Markets in the game are constantly fluctuating with tea and opium prices rising and falling in seconds as you play. Assessing pricing and seeing where demand for large and small shipments of opium are the most profitable requires split second decision making, especially as the game requires greater and greater supplies of tea for a populace that you don’t see in the game, but can clearly gather from the numbers that you are watching, are alarmingly feeling more and more needful of their drug of choice.

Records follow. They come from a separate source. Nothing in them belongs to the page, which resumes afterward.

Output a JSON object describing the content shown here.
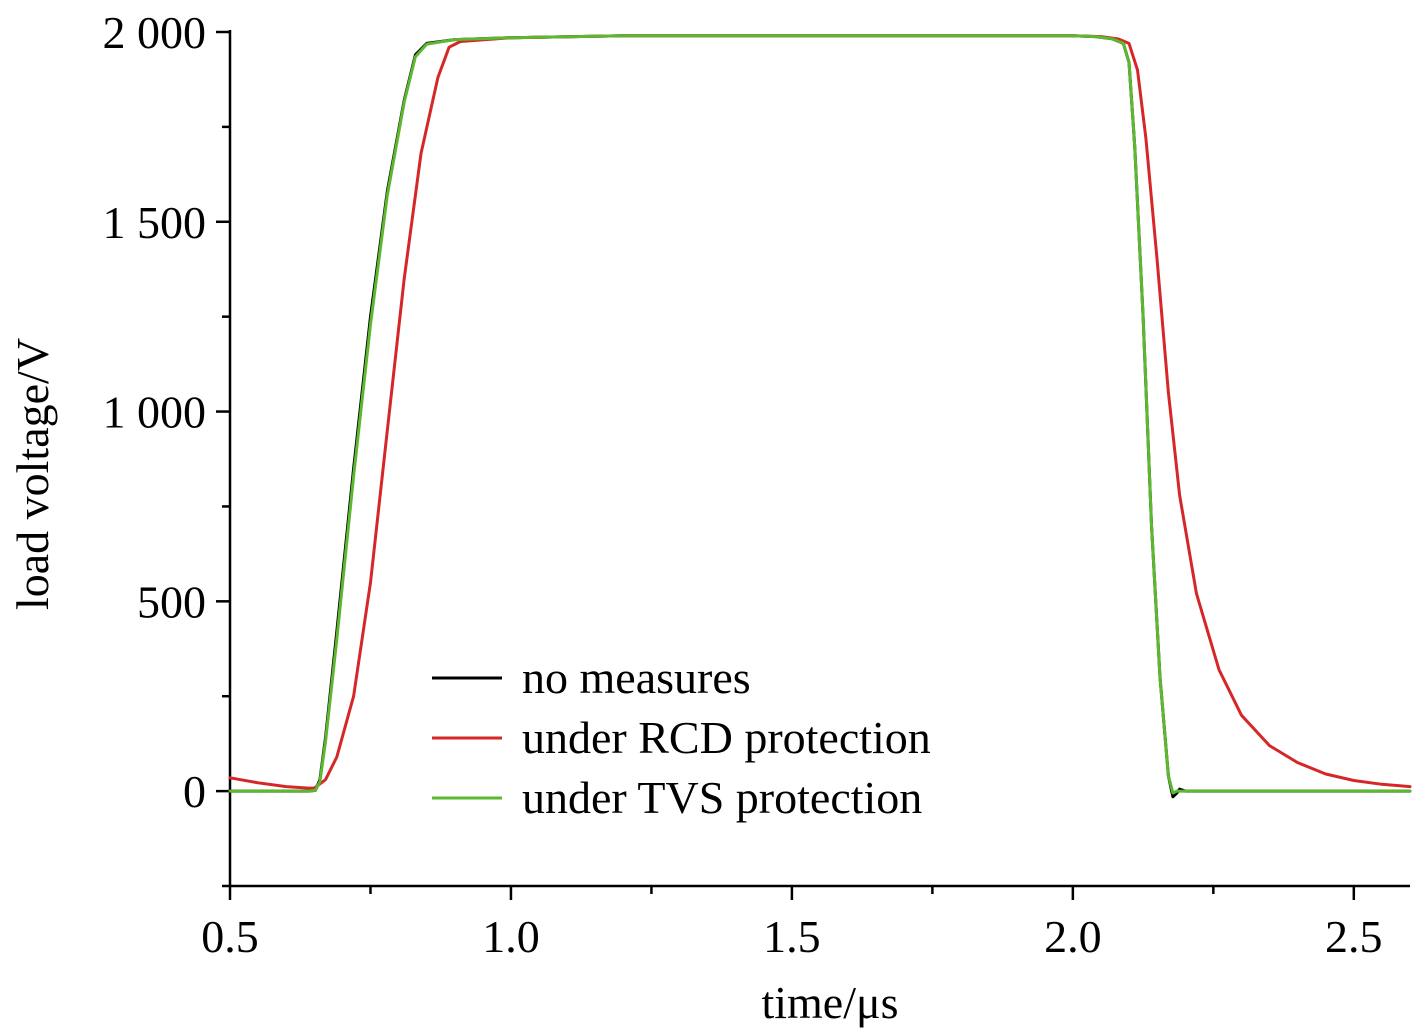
{
  "chart_data": {
    "type": "line",
    "title": "",
    "xlabel": "time/μs",
    "ylabel": "load voltage/V",
    "xlim": [
      0.5,
      2.6
    ],
    "ylim": [
      -250,
      2000
    ],
    "xticks": [
      0.5,
      1.0,
      1.5,
      2.0,
      2.5
    ],
    "xtick_labels": [
      "0.5",
      "1.0",
      "1.5",
      "2.0",
      "2.5"
    ],
    "xminor": [
      0.75,
      1.25,
      1.75,
      2.25
    ],
    "yticks": [
      0,
      500,
      1000,
      1500,
      2000
    ],
    "ytick_labels": [
      "0",
      "500",
      "1 000",
      "1 500",
      "2 000"
    ],
    "yminor": [
      -250,
      250,
      750,
      1250,
      1750
    ],
    "grid": false,
    "legend_position": "bottom-center",
    "series": [
      {
        "name": "no measures",
        "color": "#000000",
        "points": [
          [
            0.5,
            0
          ],
          [
            0.64,
            0
          ],
          [
            0.652,
            2
          ],
          [
            0.66,
            30
          ],
          [
            0.67,
            140
          ],
          [
            0.69,
            420
          ],
          [
            0.72,
            850
          ],
          [
            0.75,
            1250
          ],
          [
            0.78,
            1580
          ],
          [
            0.81,
            1820
          ],
          [
            0.83,
            1940
          ],
          [
            0.85,
            1970
          ],
          [
            0.9,
            1980
          ],
          [
            1.0,
            1985
          ],
          [
            1.2,
            1990
          ],
          [
            1.6,
            1990
          ],
          [
            2.0,
            1990
          ],
          [
            2.04,
            1988
          ],
          [
            2.07,
            1982
          ],
          [
            2.09,
            1970
          ],
          [
            2.1,
            1920
          ],
          [
            2.11,
            1700
          ],
          [
            2.125,
            1250
          ],
          [
            2.14,
            700
          ],
          [
            2.155,
            300
          ],
          [
            2.17,
            40
          ],
          [
            2.178,
            -15
          ],
          [
            2.185,
            -5
          ],
          [
            2.19,
            5
          ],
          [
            2.2,
            0
          ],
          [
            2.6,
            0
          ]
        ]
      },
      {
        "name": "under RCD protection",
        "color": "#d62728",
        "points": [
          [
            0.5,
            35
          ],
          [
            0.55,
            22
          ],
          [
            0.6,
            12
          ],
          [
            0.64,
            8
          ],
          [
            0.65,
            8
          ],
          [
            0.67,
            30
          ],
          [
            0.69,
            90
          ],
          [
            0.72,
            250
          ],
          [
            0.75,
            550
          ],
          [
            0.78,
            950
          ],
          [
            0.81,
            1350
          ],
          [
            0.84,
            1680
          ],
          [
            0.87,
            1880
          ],
          [
            0.89,
            1960
          ],
          [
            0.91,
            1975
          ],
          [
            1.0,
            1985
          ],
          [
            1.2,
            1990
          ],
          [
            1.6,
            1990
          ],
          [
            2.0,
            1990
          ],
          [
            2.05,
            1988
          ],
          [
            2.08,
            1982
          ],
          [
            2.1,
            1970
          ],
          [
            2.115,
            1900
          ],
          [
            2.13,
            1720
          ],
          [
            2.15,
            1400
          ],
          [
            2.17,
            1050
          ],
          [
            2.19,
            780
          ],
          [
            2.22,
            520
          ],
          [
            2.26,
            320
          ],
          [
            2.3,
            200
          ],
          [
            2.35,
            120
          ],
          [
            2.4,
            75
          ],
          [
            2.45,
            45
          ],
          [
            2.5,
            28
          ],
          [
            2.55,
            18
          ],
          [
            2.6,
            12
          ]
        ]
      },
      {
        "name": "under TVS protection",
        "color": "#5cb82e",
        "points": [
          [
            0.5,
            0
          ],
          [
            0.64,
            0
          ],
          [
            0.652,
            2
          ],
          [
            0.66,
            25
          ],
          [
            0.67,
            130
          ],
          [
            0.69,
            400
          ],
          [
            0.72,
            830
          ],
          [
            0.75,
            1230
          ],
          [
            0.78,
            1570
          ],
          [
            0.81,
            1815
          ],
          [
            0.83,
            1935
          ],
          [
            0.85,
            1968
          ],
          [
            0.9,
            1980
          ],
          [
            1.0,
            1985
          ],
          [
            1.2,
            1990
          ],
          [
            1.6,
            1990
          ],
          [
            2.0,
            1990
          ],
          [
            2.04,
            1988
          ],
          [
            2.07,
            1982
          ],
          [
            2.09,
            1970
          ],
          [
            2.1,
            1920
          ],
          [
            2.11,
            1700
          ],
          [
            2.125,
            1250
          ],
          [
            2.14,
            700
          ],
          [
            2.155,
            300
          ],
          [
            2.17,
            40
          ],
          [
            2.178,
            -5
          ],
          [
            2.185,
            0
          ],
          [
            2.2,
            0
          ],
          [
            2.6,
            0
          ]
        ]
      }
    ]
  }
}
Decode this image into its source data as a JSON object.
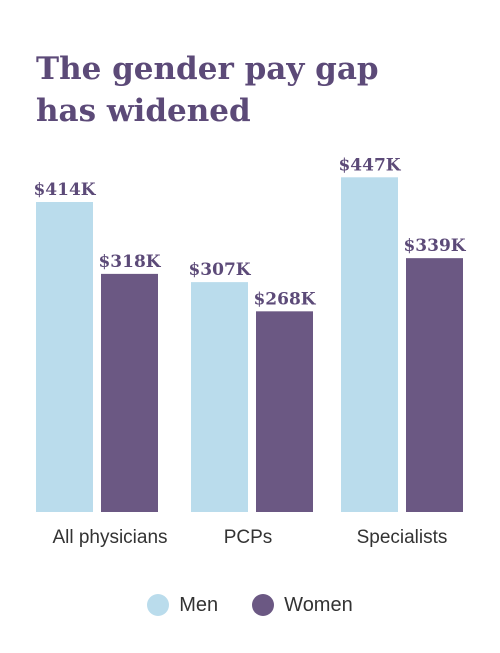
{
  "chart_data": {
    "type": "bar",
    "title": [
      "The gender pay gap",
      "has widened"
    ],
    "categories": [
      "All physicians",
      "PCPs",
      "Specialists"
    ],
    "series": [
      {
        "name": "Men",
        "values": [
          414,
          307,
          447
        ],
        "labels": [
          "$414K",
          "$307K",
          "$447K"
        ],
        "color": "#badcec"
      },
      {
        "name": "Women",
        "values": [
          318,
          268,
          339
        ],
        "labels": [
          "$318K",
          "$268K",
          "$339K"
        ],
        "color": "#6b5883"
      }
    ],
    "ylim": [
      0,
      550
    ],
    "grid": false,
    "legend": "bottom"
  }
}
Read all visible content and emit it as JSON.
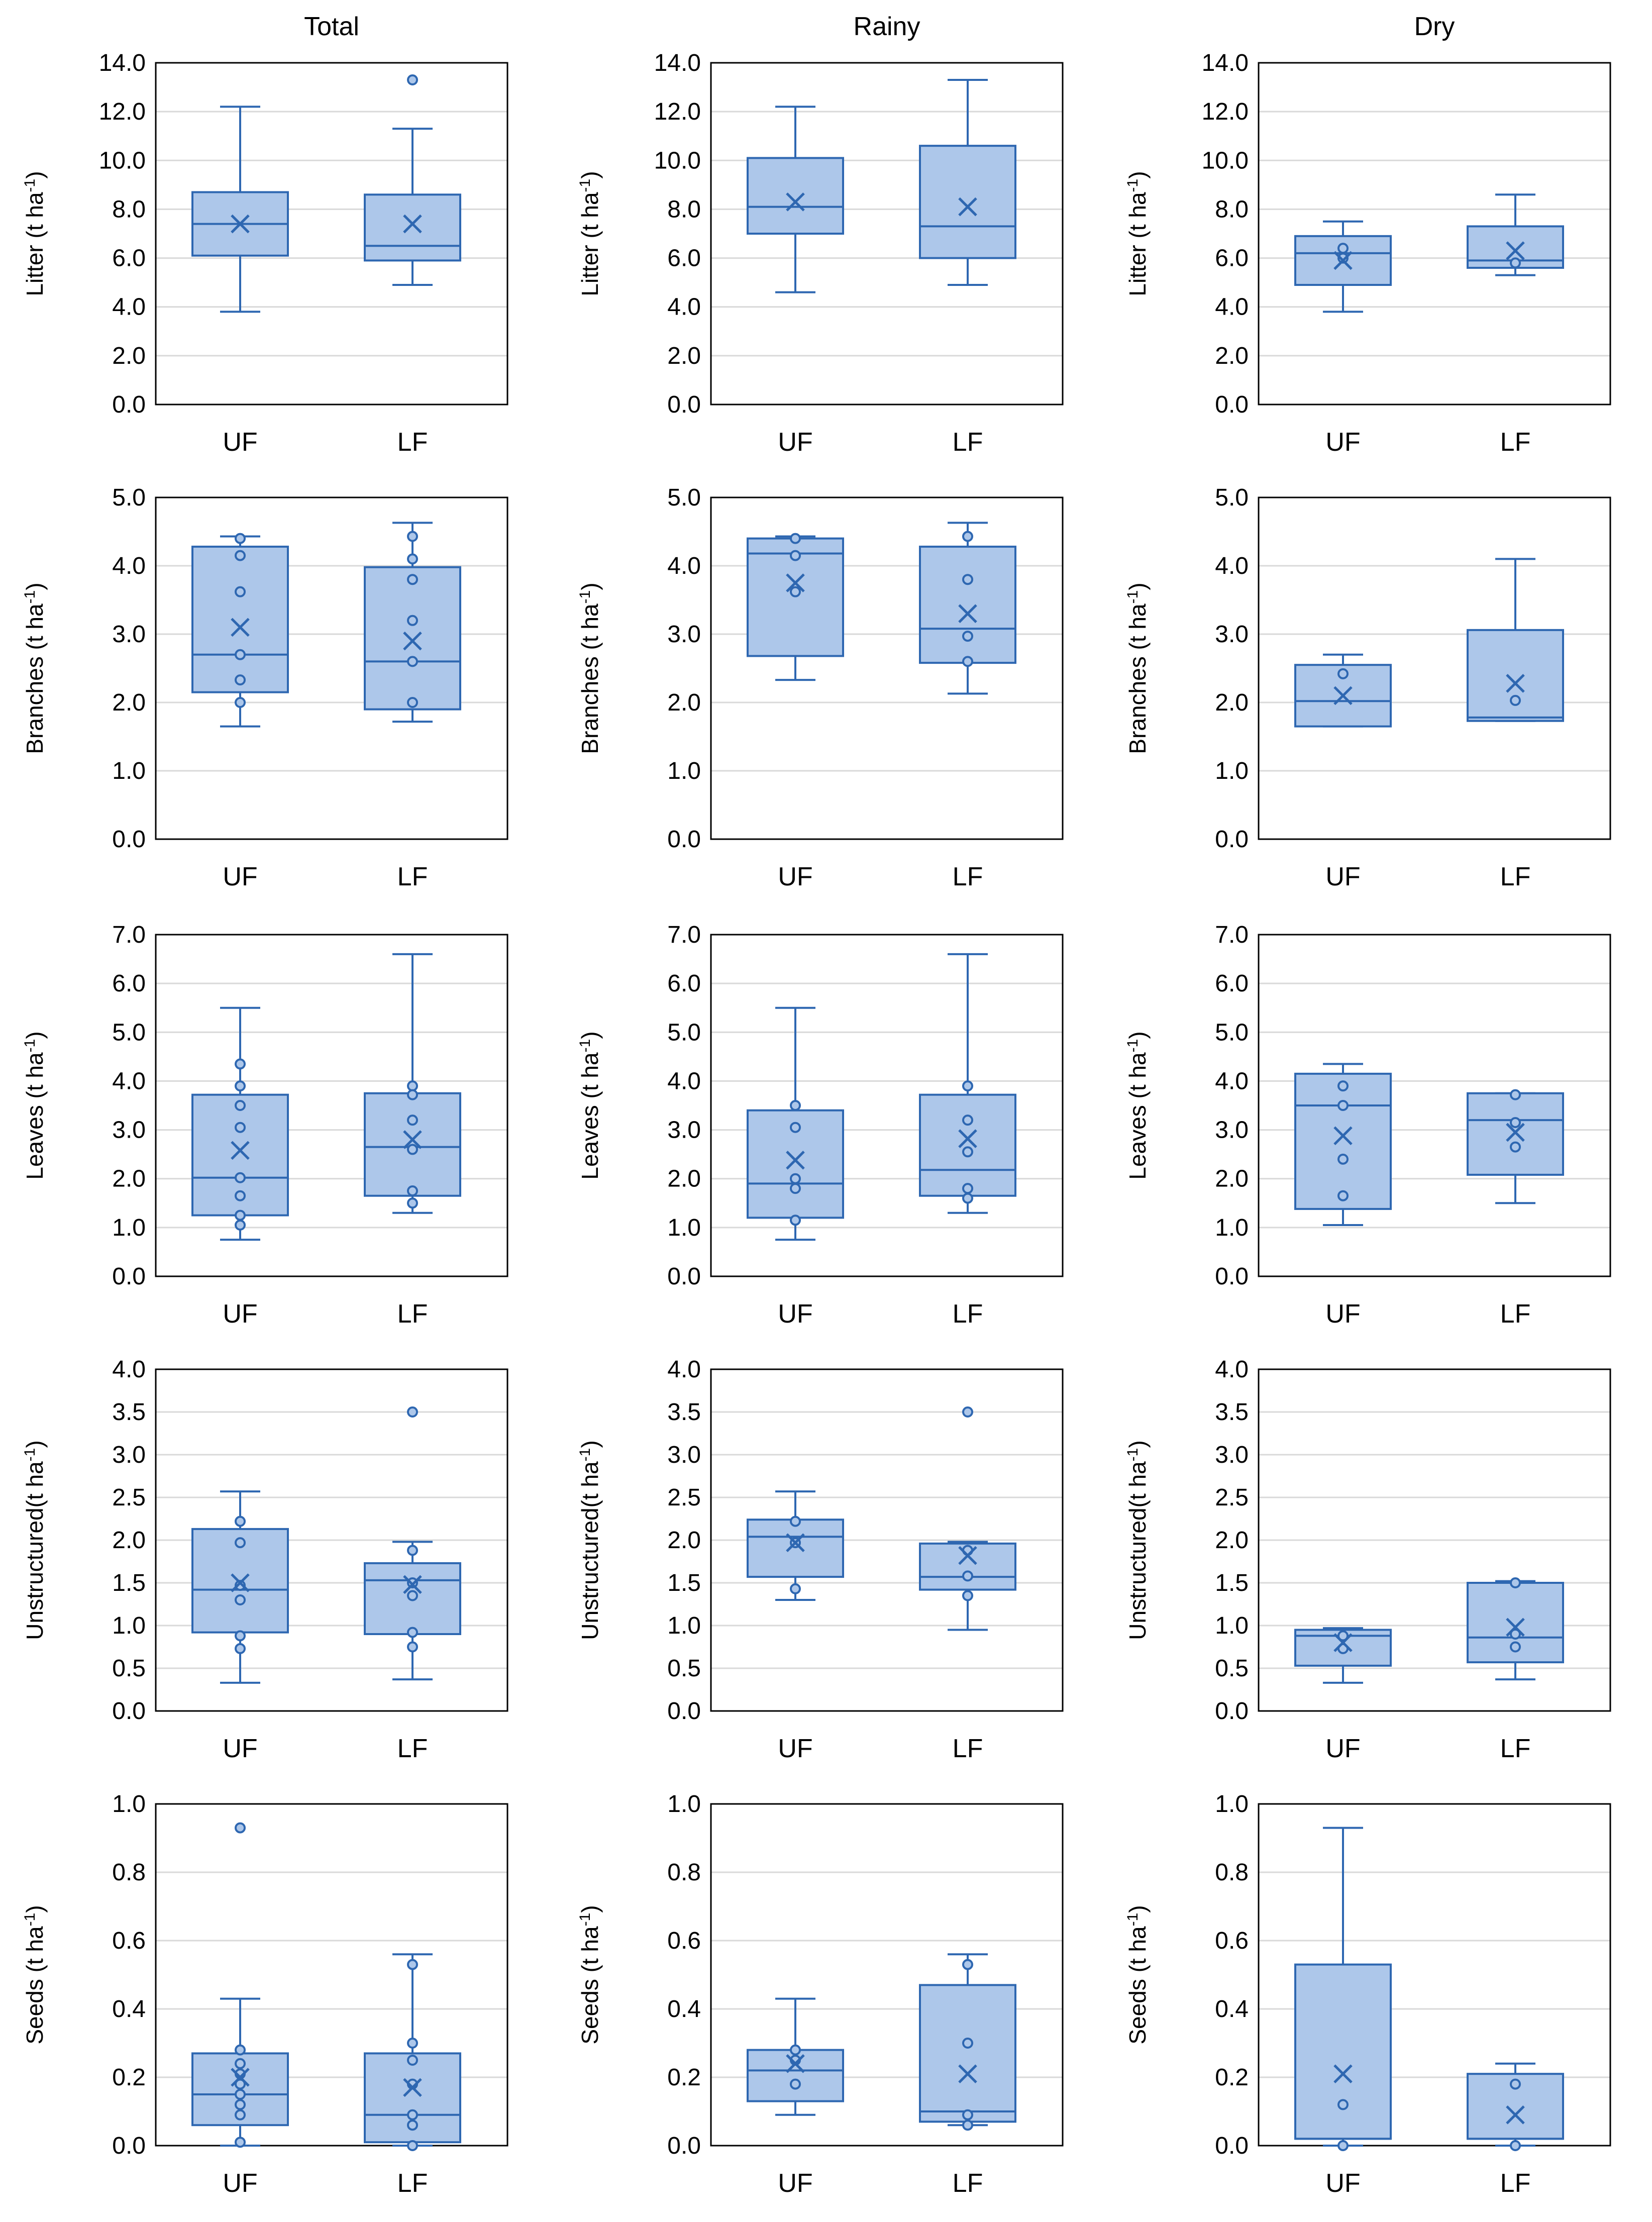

As a result, this economics simulator weds something like twitch gaming to a genre that is most frequently associated with strategizing, considering available options, and setting a broad plan in place in order to achieve the ends of profit. Here though, profit is as much a product of market analysis as it is of reflex, mimicking a kind of furious image of buying and selling at a stressful and insistent rate. This is not a simulation that encourages you to strategize, but instead to act on the aforementioned simple strategy that you already know to be true, “Buy low, sell high.” There is no time to ponder the implications of profiteering on the basis of an artificially stimulated need, like addiction. Instead, there is only time to satisfy a need that cannot be satiated. Indeed, in the ludic context of the game, the demands on the agent supplying tea and opium (the player) grow substantially more difficult because the historical context demands it. The more tea that is supplied, the more need that there will be for it.
Completing the game is more of a relief than anything else, knowing that you will not have to supply an incrementally larger shipment for the last time and being able to “retire” having grown rich off of misery is simply gratifying. Not so, for those still caught in the cycle of feeding their own demands.